Aki Schilz | Speakers for Schools

Aki Schilz

Director, The Literary Consultancy

Aki Schilz is a writer, poet and Director of The Literary Consultancy, the UK’s first and leading editorial assessment service for writers. Aki has a BA in English and French Literature from the University of Oxford, and an MA in Creative Writing with Distinction from Bath Spa University. After working in various administrative roles including for the NHS, as a copywriter for a large advertising agency, a games production company and a travel website, Aki completed a number of publishing internships (among them Granta Books and Literary Review) and worked as Acquisitions Assistant at Jessica Kingsley Publishers before starting work with TLC in 2011.

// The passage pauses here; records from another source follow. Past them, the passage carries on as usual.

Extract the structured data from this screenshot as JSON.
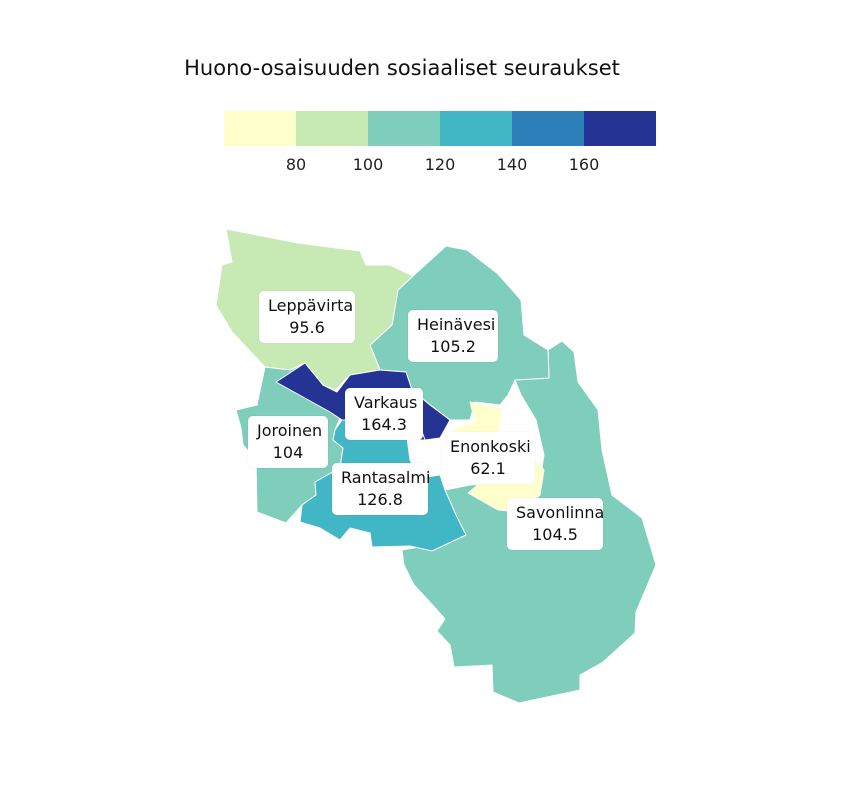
{
  "title": "Huono-osaisuuden sosiaaliset seuraukset",
  "legend": {
    "bins": [
      {
        "color": "#ffffcc"
      },
      {
        "color": "#c7e9b4"
      },
      {
        "color": "#7fcdbb"
      },
      {
        "color": "#41b6c4"
      },
      {
        "color": "#2c7fb8"
      },
      {
        "color": "#253494"
      }
    ],
    "ticks": [
      "80",
      "100",
      "120",
      "140",
      "160"
    ]
  },
  "regions": [
    {
      "name": "Leppävirta",
      "value": "95.6",
      "color": "#c7e9b4"
    },
    {
      "name": "Heinävesi",
      "value": "105.2",
      "color": "#7fcdbb"
    },
    {
      "name": "Varkaus",
      "value": "164.3",
      "color": "#253494"
    },
    {
      "name": "Joroinen",
      "value": "104",
      "color": "#7fcdbb"
    },
    {
      "name": "Enonkoski",
      "value": "62.1",
      "color": "#ffffcc"
    },
    {
      "name": "Rantasalmi",
      "value": "126.8",
      "color": "#41b6c4"
    },
    {
      "name": "Savonlinna",
      "value": "104.5",
      "color": "#7fcdbb"
    }
  ]
}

Aki is a trained arts facilitator through Eastside Educational Trust, for whom she facilitated literature and literacy-related workshops for secondary school pupils including projects with Adobe Youth Voices, Asia House, and the British Heart Foundation. Whilst at Eastside, she helped in the early stages of development of the Translation Nation toolkit for primary schools (European Label for Language; EuroTalk Primary Education Language Prize).

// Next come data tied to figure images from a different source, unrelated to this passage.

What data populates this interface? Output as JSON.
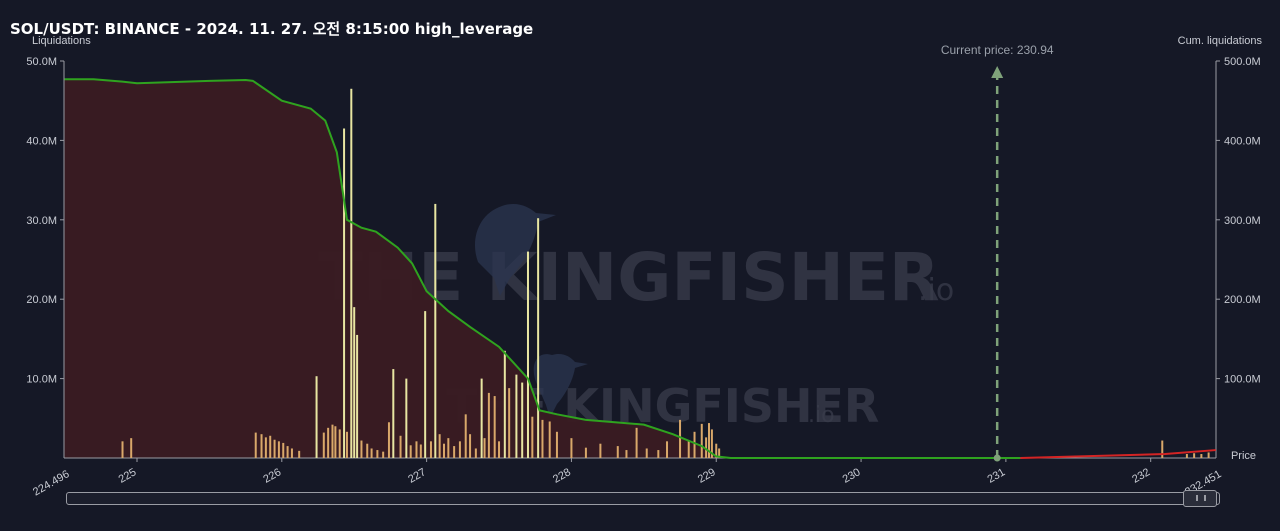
{
  "title": "SOL/USDT: BINANCE - 2024. 11. 27. 오전 8:15:00 high_leverage",
  "watermark": {
    "text_big": "THE KINGFISHER",
    "text_suffix": ".io"
  },
  "ui": {
    "scrollbar_label": "Chart range scrollbar"
  },
  "chart_data": {
    "type": "bar",
    "y_left_label": "Liquidations",
    "y_right_label": "Cum. liquidations",
    "x_label": "Price",
    "x_range": [
      224.496,
      232.451
    ],
    "x_ticks": [
      "225",
      "226",
      "227",
      "228",
      "229",
      "230",
      "231",
      "232"
    ],
    "x_ticks_values": [
      225,
      226,
      227,
      228,
      229,
      230,
      231,
      232
    ],
    "x_edge_labels": [
      "224.496",
      "232.451"
    ],
    "y_left_range": [
      0,
      50
    ],
    "y_left_ticks": [
      "10.0M",
      "20.0M",
      "30.0M",
      "40.0M",
      "50.0M"
    ],
    "y_left_ticks_values": [
      10,
      20,
      30,
      40,
      50
    ],
    "y_right_range": [
      0,
      500
    ],
    "y_right_ticks": [
      "100.0M",
      "200.0M",
      "300.0M",
      "400.0M",
      "500.0M"
    ],
    "y_right_ticks_values": [
      100,
      200,
      300,
      400,
      500
    ],
    "units": "M",
    "current_price_label": "Current price: 230.94",
    "current_price": 230.94,
    "colors": {
      "background": "#151826",
      "bar_low": "#d9a86a",
      "bar_high": "#e8e6a2",
      "cum_line_below": "#2fa31f",
      "cum_line_above": "#d42424",
      "cum_fill": "#3a1b22",
      "current_price_line": "#7fa27a",
      "axis": "#9a9ca4"
    },
    "series": [
      {
        "name": "Liquidations",
        "values": [
          [
            224.9,
            2.1
          ],
          [
            224.96,
            2.5
          ],
          [
            225.82,
            3.2
          ],
          [
            225.86,
            3.0
          ],
          [
            225.89,
            2.6
          ],
          [
            225.92,
            2.8
          ],
          [
            225.95,
            2.3
          ],
          [
            225.98,
            2.1
          ],
          [
            226.01,
            1.9
          ],
          [
            226.04,
            1.5
          ],
          [
            226.07,
            1.2
          ],
          [
            226.12,
            0.9
          ],
          [
            226.24,
            10.3
          ],
          [
            226.29,
            3.2
          ],
          [
            226.32,
            3.8
          ],
          [
            226.35,
            4.2
          ],
          [
            226.37,
            4.0
          ],
          [
            226.4,
            3.6
          ],
          [
            226.43,
            41.5
          ],
          [
            226.45,
            3.3
          ],
          [
            226.48,
            46.5
          ],
          [
            226.5,
            19.0
          ],
          [
            226.52,
            15.5
          ],
          [
            226.55,
            2.2
          ],
          [
            226.59,
            1.8
          ],
          [
            226.62,
            1.2
          ],
          [
            226.66,
            1.0
          ],
          [
            226.7,
            0.8
          ],
          [
            226.74,
            4.5
          ],
          [
            226.77,
            11.2
          ],
          [
            226.82,
            2.8
          ],
          [
            226.86,
            10.0
          ],
          [
            226.89,
            1.6
          ],
          [
            226.93,
            2.1
          ],
          [
            226.96,
            1.7
          ],
          [
            226.99,
            18.5
          ],
          [
            227.03,
            2.1
          ],
          [
            227.06,
            32.0
          ],
          [
            227.09,
            3.0
          ],
          [
            227.12,
            1.8
          ],
          [
            227.15,
            2.5
          ],
          [
            227.19,
            1.5
          ],
          [
            227.23,
            2.1
          ],
          [
            227.27,
            5.5
          ],
          [
            227.3,
            3.0
          ],
          [
            227.34,
            1.2
          ],
          [
            227.38,
            10.0
          ],
          [
            227.4,
            2.5
          ],
          [
            227.43,
            8.2
          ],
          [
            227.47,
            7.8
          ],
          [
            227.5,
            2.1
          ],
          [
            227.54,
            13.5
          ],
          [
            227.57,
            8.8
          ],
          [
            227.62,
            10.5
          ],
          [
            227.66,
            9.5
          ],
          [
            227.7,
            26.0
          ],
          [
            227.73,
            5.2
          ],
          [
            227.77,
            30.2
          ],
          [
            227.8,
            4.8
          ],
          [
            227.85,
            4.6
          ],
          [
            227.9,
            3.3
          ],
          [
            228.0,
            2.5
          ],
          [
            228.1,
            1.3
          ],
          [
            228.2,
            1.8
          ],
          [
            228.32,
            1.5
          ],
          [
            228.38,
            1.0
          ],
          [
            228.45,
            3.8
          ],
          [
            228.52,
            1.2
          ],
          [
            228.6,
            1.0
          ],
          [
            228.66,
            2.1
          ],
          [
            228.75,
            4.8
          ],
          [
            228.81,
            2.2
          ],
          [
            228.85,
            3.3
          ],
          [
            228.9,
            4.3
          ],
          [
            228.93,
            2.6
          ],
          [
            228.95,
            4.4
          ],
          [
            228.97,
            3.6
          ],
          [
            229.0,
            1.8
          ],
          [
            229.02,
            1.2
          ],
          [
            232.08,
            2.2
          ],
          [
            232.25,
            0.5
          ],
          [
            232.3,
            0.6
          ],
          [
            232.35,
            0.5
          ],
          [
            232.4,
            0.7
          ]
        ]
      },
      {
        "name": "Cum. liquidations",
        "values": [
          [
            224.5,
            477
          ],
          [
            224.7,
            477
          ],
          [
            224.9,
            474
          ],
          [
            225.0,
            472
          ],
          [
            225.5,
            475
          ],
          [
            225.75,
            476
          ],
          [
            225.8,
            475
          ],
          [
            226.0,
            450
          ],
          [
            226.2,
            440
          ],
          [
            226.3,
            425
          ],
          [
            226.38,
            385
          ],
          [
            226.45,
            300
          ],
          [
            226.55,
            290
          ],
          [
            226.65,
            285
          ],
          [
            226.8,
            265
          ],
          [
            226.9,
            245
          ],
          [
            227.0,
            210
          ],
          [
            227.15,
            185
          ],
          [
            227.3,
            165
          ],
          [
            227.5,
            140
          ],
          [
            227.6,
            120
          ],
          [
            227.7,
            100
          ],
          [
            227.78,
            60
          ],
          [
            227.9,
            55
          ],
          [
            228.1,
            48
          ],
          [
            228.3,
            45
          ],
          [
            228.5,
            42
          ],
          [
            228.7,
            30
          ],
          [
            228.9,
            15
          ],
          [
            229.0,
            2
          ],
          [
            229.1,
            0
          ],
          [
            230.94,
            0
          ],
          [
            231.1,
            0
          ],
          [
            232.1,
            5
          ],
          [
            232.45,
            10
          ]
        ]
      }
    ]
  }
}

Aki is the co-founder of the #LossLit digital literature project with publisher at Influx Press Kit Caless, and co-editor of LossLit Magazine. In 2015, LossLit was shortlisted for a Saboteur Award (Best Collaborative Work). She is the winner of the inaugural Visual Verse Prize, supported by Andrew Motion, and the Bare Fiction Prize for Flash Fiction 2014, judged by Angela Readman. Her short fiction, non-fiction and poetry have been shortlisted for the HG Wells Prize and the Fish Prize, and appear in print (Popshot Magazine, The Colour of Saying, Kakania, An Unreliable Guide to London, Birdbook: Saltwater and Shore) and online (tNY.press, The Bohemyth, Annexe Magazine, Cheap Pop Lit, Mnemoscape Magazine, And Other Poems).

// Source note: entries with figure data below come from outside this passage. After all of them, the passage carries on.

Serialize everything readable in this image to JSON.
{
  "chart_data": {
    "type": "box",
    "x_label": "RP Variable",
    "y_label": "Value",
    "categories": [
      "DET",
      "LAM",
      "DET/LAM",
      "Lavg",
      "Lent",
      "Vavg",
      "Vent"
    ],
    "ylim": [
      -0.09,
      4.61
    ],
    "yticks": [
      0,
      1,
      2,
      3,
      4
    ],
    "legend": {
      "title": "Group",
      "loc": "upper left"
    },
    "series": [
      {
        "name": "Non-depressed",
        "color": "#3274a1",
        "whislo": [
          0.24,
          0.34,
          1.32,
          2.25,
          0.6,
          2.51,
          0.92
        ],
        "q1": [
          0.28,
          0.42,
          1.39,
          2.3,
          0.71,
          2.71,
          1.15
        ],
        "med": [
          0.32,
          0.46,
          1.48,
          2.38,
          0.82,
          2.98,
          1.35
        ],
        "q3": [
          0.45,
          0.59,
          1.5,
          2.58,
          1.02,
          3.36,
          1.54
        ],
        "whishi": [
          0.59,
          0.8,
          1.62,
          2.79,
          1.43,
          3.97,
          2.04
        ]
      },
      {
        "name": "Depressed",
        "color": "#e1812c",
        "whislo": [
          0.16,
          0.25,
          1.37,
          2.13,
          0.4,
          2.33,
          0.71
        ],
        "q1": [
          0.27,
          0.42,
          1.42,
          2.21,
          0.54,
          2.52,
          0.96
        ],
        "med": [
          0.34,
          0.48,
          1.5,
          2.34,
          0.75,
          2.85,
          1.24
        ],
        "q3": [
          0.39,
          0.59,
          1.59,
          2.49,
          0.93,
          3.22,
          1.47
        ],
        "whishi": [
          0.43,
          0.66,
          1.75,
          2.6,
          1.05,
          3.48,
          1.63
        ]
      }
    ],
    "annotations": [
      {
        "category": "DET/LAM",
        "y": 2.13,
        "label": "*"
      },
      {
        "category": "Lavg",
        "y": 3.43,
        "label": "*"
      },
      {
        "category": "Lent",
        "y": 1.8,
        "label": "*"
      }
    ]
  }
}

In 2014, Aki was appointed as Bridport Prize First Novel Award shortlist judge alongside literary agent Euan Thorneycroft, and in 2016 was on the judging panel for the Creative Future Literary Awards, a national writing competition which champions talented writers who lack opportunities. She also appears regularly to speak to university students, and at publishing conferences and events, about editing, publishing, and literature development, with a special interest in promoting diversity and inclusivity in the sector. She is a member of BAME in Publishing.